1.2. Bag of Word (Bow)

Bag-of-Words (BoW) is a text representation technique that represents a document as an unordered set of words and their respective frequencies. It discards the word order and captures the frequency of each word in the document, creating a vector representation.

While BoW is a simple and interpretable representation, below disadvantages highlight its limitations in capturing certain aspects of language structure and semantics:

  • BoW ignores the order of words in the document, leading to a loss of sequential information and context making it less effective for tasks where word order is crucial, such as in natural language understanding.
  • BoW representations are often sparse, with many elements being zero resulting in increased memory requirements and computational inefficiency, especially when dealing with large datasets.

1.3. Term frequency-inverse document frequency (TF-IDF)

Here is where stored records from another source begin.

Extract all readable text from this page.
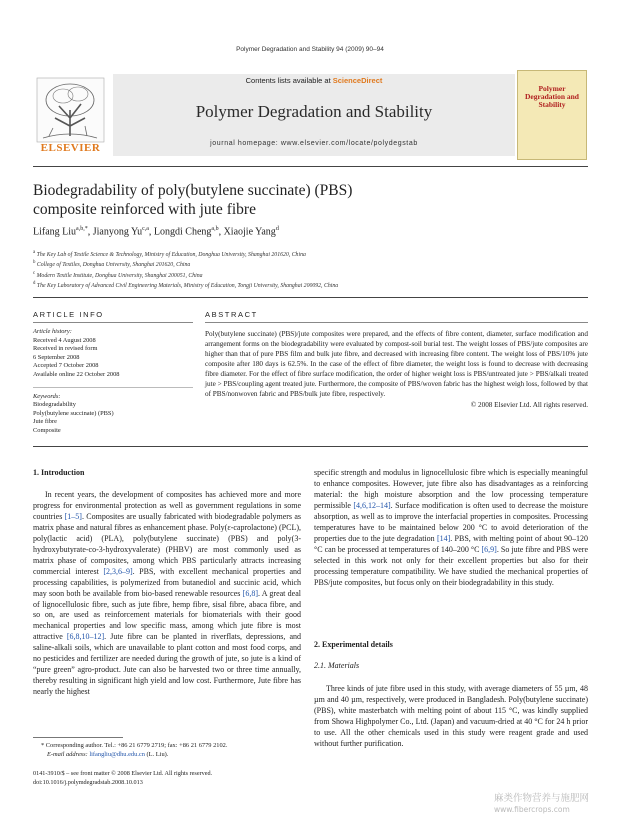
Polymer Degradation and Stability 94 (2009) 90–94
ELSEVIER
Contents lists available at ScienceDirect
Polymer Degradation and Stability
journal homepage: www.elsevier.com/locate/polydegstab
Polymer Degradation and Stability
Biodegradability of poly(butylene succinate) (PBS)
composite reinforced with jute fibre
Lifang Liu$^{a,b,*}$, Jianyong Yu$^{c,a}$, Longdi Cheng$^{a,b}$, Xiaojie Yang$^d$
$^a$ The Key Lab of Textile Science & Technology, Ministry of Education, Donghua University, Shanghai 201620, China
$^b$ College of Textiles, Donghua University, Shanghai 201620, China
$^c$ Modern Textile Institute, Donghua University, Shanghai 200051, China
$^d$ The Key Laboratory of Advanced Civil Engineering Materials, Ministry of Education, Tongji University, Shanghai 200092, China
ARTICLE INFO
Article history:
Received 4 August 2008
Received in revised form
6 September 2008
Accepted 7 October 2008
Available online 22 October 2008
Keywords:
Biodegradability
Poly(butylene succinate) (PBS)
Jute fibre
Composite
ABSTRACT
Poly(butylene succinate) (PBS)/jute composites were prepared, and the effects of fibre content, diameter, surface modification and arrangement forms on the biodegradability were evaluated by compost-soil burial test. The weight losses of PBS/jute composites are higher than that of pure PBS film and bulk jute fibre, and decreased with increasing fibre content. The weight loss of PBS/10% jute composite after 180 days is 62.5%. In the case of the effect of fibre diameter, the weight loss is found to decrease with decreasing fibre diameter. For the effect of fibre surface modification, the order of higher weight loss is PBS/untreated jute > PBS/alkali treated jute > PBS/coupling agent treated jute. Furthermore, the composite of PBS/woven fabric has the highest weigh loss, followed by that of PBS/nonwoven fabric and PBS/bulk jute fibre, respectively.
© 2008 Elsevier Ltd. All rights reserved.
1. Introduction
In recent years, the development of composites has achieved more and more progress for environmental protection as well as government regulations in some countries [1–5]. Composites are usually fabricated with biodegradable polymers as matrix phase and natural fibres as enhancement phase. Poly(ε-caprolactone) (PCL), poly(lactic acid) (PLA), poly(butylene succinate) (PBS) and poly(3-hydroxybutyrate-co-3-hydroxyvalerate) (PHBV) are most commonly used as matrix phase of composites, among which PBS particularly attracts increasing commercial interest [2,3,6–9]. PBS, with excellent mechanical properties and processing capabilities, is polymerized from butanediol and succinic acid, which may soon both be available from bio-based renewable resources [6,8]. A great deal of lignocellulosic fibre, such as jute fibre, hemp fibre, sisal fibre, abaca fibre, and so on, are used as reinforcement materials for biomaterials with their good mechanical properties and low specific mass, among which jute fibre is most attractive [6,8,10–12]. Jute fibre can be planted in riverflats, depressions, and saline-alkali soils, which are unavailable to plant cotton and most food corps, and no pesticides and fertilizer are needed during the growth of jute, so jute is a kind of “pure green” agro-product. Jute can also be harvested two or three time annually, thereby resulting in significant high yield and low cost. Furthermore, Jute fibre has nearly the highest
specific strength and modulus in lignocellulosic fibre which is especially meaningful to enhance composites. However, jute fibre also has disadvantages as a reinforcing material: the high moisture absorption and the low processing temperature permissible [4,6,12–14]. Surface modification is often used to decrease the moisture absorption, as well as to improve the interfacial properties in composites. Processing temperatures have to be maintained below 200 °C to avoid deterioration of the properties due to the jute degradation [14]. PBS, with melting point of about 90–120 °C can be processed at temperatures of 140–200 °C [6,9]. So jute fibre and PBS were selected in this work not only for their excellent properties but also for their processing temperature compatibility. We have studied the mechanical properties of PBS/jute composites, but focus only on their biodegradability in this study.
2. Experimental details
2.1. Materials
Three kinds of jute fibre used in this study, with average diameters of 55 µm, 48 µm and 40 µm, respectively, were produced in Bangladesh. Poly(butylene succinate) (PBS), white masterbatch with melting point of about 115 °C, was kindly supplied from Showa Highpolymer Co., Ltd. (Japan) and vacuum-dried at 40 °C for 24 h prior to use. All the other chemicals used in this study were reagent grade and used without further purification.
* Corresponding author. Tel.: +86 21 6779 2719; fax: +86 21 6779 2102.
E-mail address: lifangliu@dhu.edu.cn (L. Liu).
0141-3910/$ – see front matter © 2008 Elsevier Ltd. All rights reserved.
doi:10.1016/j.polymdegradstab.2008.10.013
麻类作物营养与施肥网
www.fibercrops.com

Term Frequency-Inverse Document Frequency , commonly known as TF-IDF, is a numerical statistic that reflects the importance of a word in a document relative to a collection of documents (corpus). It is widely used in natural language processing and information retrieval to evaluate the significance of a term within a specific document in a larger corpus. TF-IDF consists of two components:

  • Term Frequency (TF): Term Frequency measures how often a term (word) appears in a document. It is calculated using the formula:

\text{TF}(t,d) = \frac{\text{Total number of times term } t \text{ appears in document } d}{\text{Total number of terms in document } d}

  • Inverse Document Frequency (IDF): Inverse Document Frequency measures the importance of a term across a collection of documents. It is calculated using the formula:

\text{IDF}(t,D) = \log\left(\frac{\text{Total documents }}{\text{Number of documents containing term t}}\right)

The TF-IDF score for a term t in a document d is then given by multiplying the TF and IDF values:

TF-IDF(t,d,D)=TF(t,d)×IDF(t,D)

The higher the TF-IDF score for a term in a document, the more important that term is to that document within the context of the entire corpus. This weighting scheme helps in identifying and extracting relevant information from a large collection of documents, and it is commonly used in text mining, information retrieval, and document clustering.

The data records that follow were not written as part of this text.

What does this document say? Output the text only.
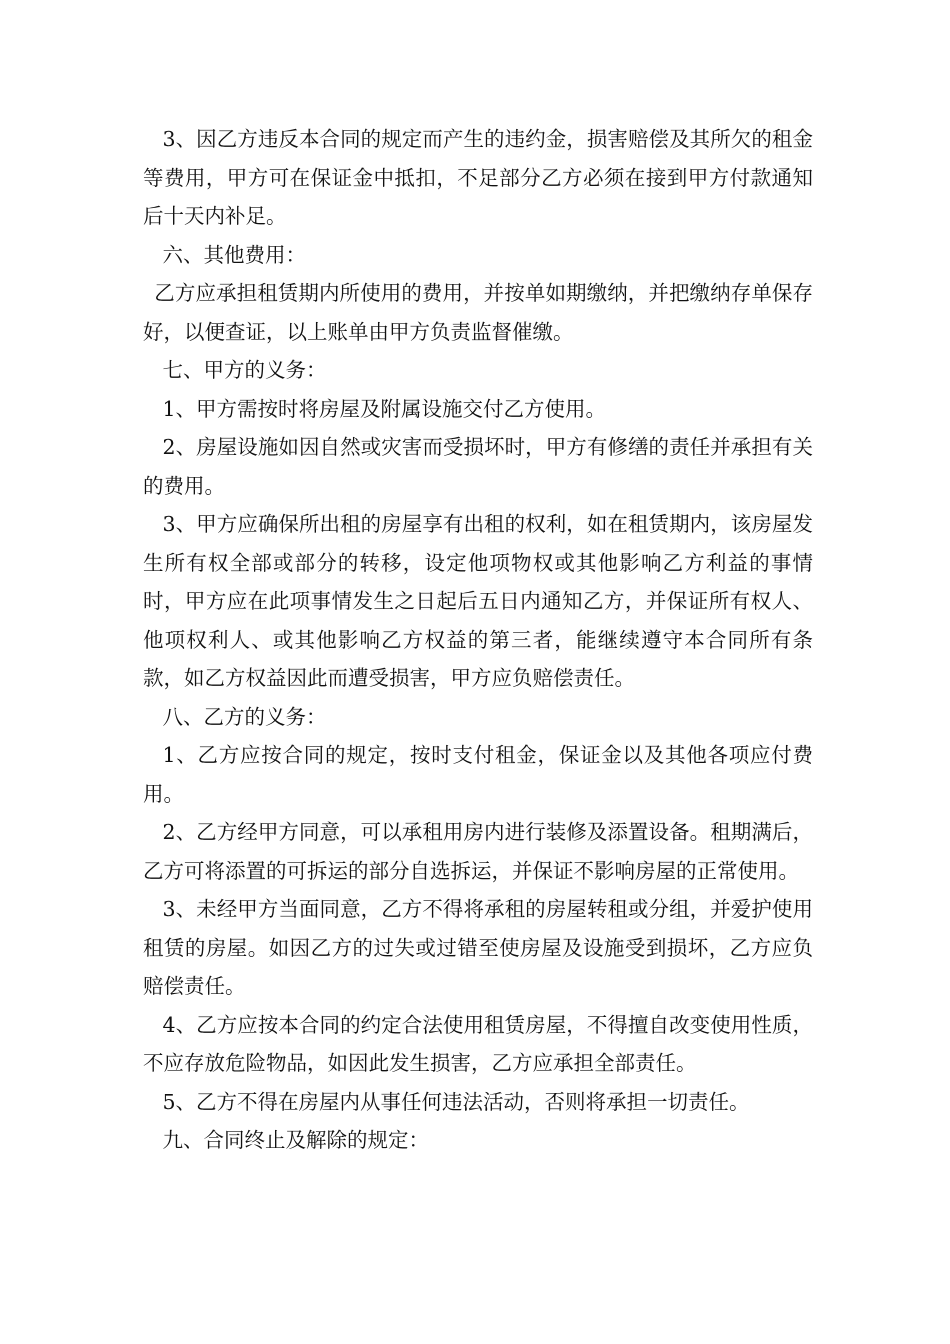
3、因乙方违反本合同的规定而产生的违约金，损害赔偿及其所欠的租金等费用，甲方可在保证金中抵扣，不足部分乙方必须在接到甲方付款通知后十天内补足。

六、其他费用：

乙方应承担租赁期内所使用的费用，并按单如期缴纳，并把缴纳存单保存好，以便查证，以上账单由甲方负责监督催缴。

七、甲方的义务：

1、甲方需按时将房屋及附属设施交付乙方使用。

2、房屋设施如因自然或灾害而受损坏时，甲方有修缮的责任并承担有关的费用。

3、甲方应确保所出租的房屋享有出租的权利，如在租赁期内，该房屋发生所有权全部或部分的转移，设定他项物权或其他影响乙方利益的事情时，甲方应在此项事情发生之日起后五日内通知乙方，并保证所有权人、他项权利人、或其他影响乙方权益的第三者，能继续遵守本合同所有条款，如乙方权益因此而遭受损害，甲方应负赔偿责任。

八、乙方的义务：

1、乙方应按合同的规定，按时支付租金，保证金以及其他各项应付费用。

2、乙方经甲方同意，可以承租用房内进行装修及添置设备。租期满后，乙方可将添置的可拆运的部分自选拆运，并保证不影响房屋的正常使用。

3、未经甲方当面同意，乙方不得将承租的房屋转租或分组，并爱护使用租赁的房屋。如因乙方的过失或过错至使房屋及设施受到损坏，乙方应负赔偿责任。

4、乙方应按本合同的约定合法使用租赁房屋，不得擅自改变使用性质，不应存放危险物品，如因此发生损害，乙方应承担全部责任。

5、乙方不得在房屋内从事任何违法活动，否则将承担一切责任。

九、合同终止及解除的规定：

Let’s Implement Term Frequency-Inverse Document Frequency (TF-IDF) using python with the scikit-learn library. It begins by defining a set of sample documents. The TfidfVectorizer is employed to transform these documents into a TF-IDF matrix. The code then extracts and prints the TF-IDF values for each word in each document. This statistical measure helps assess the importance of words in a document relative to their frequency across a collection of documents, aiding in information retrieval and text analysis tasks.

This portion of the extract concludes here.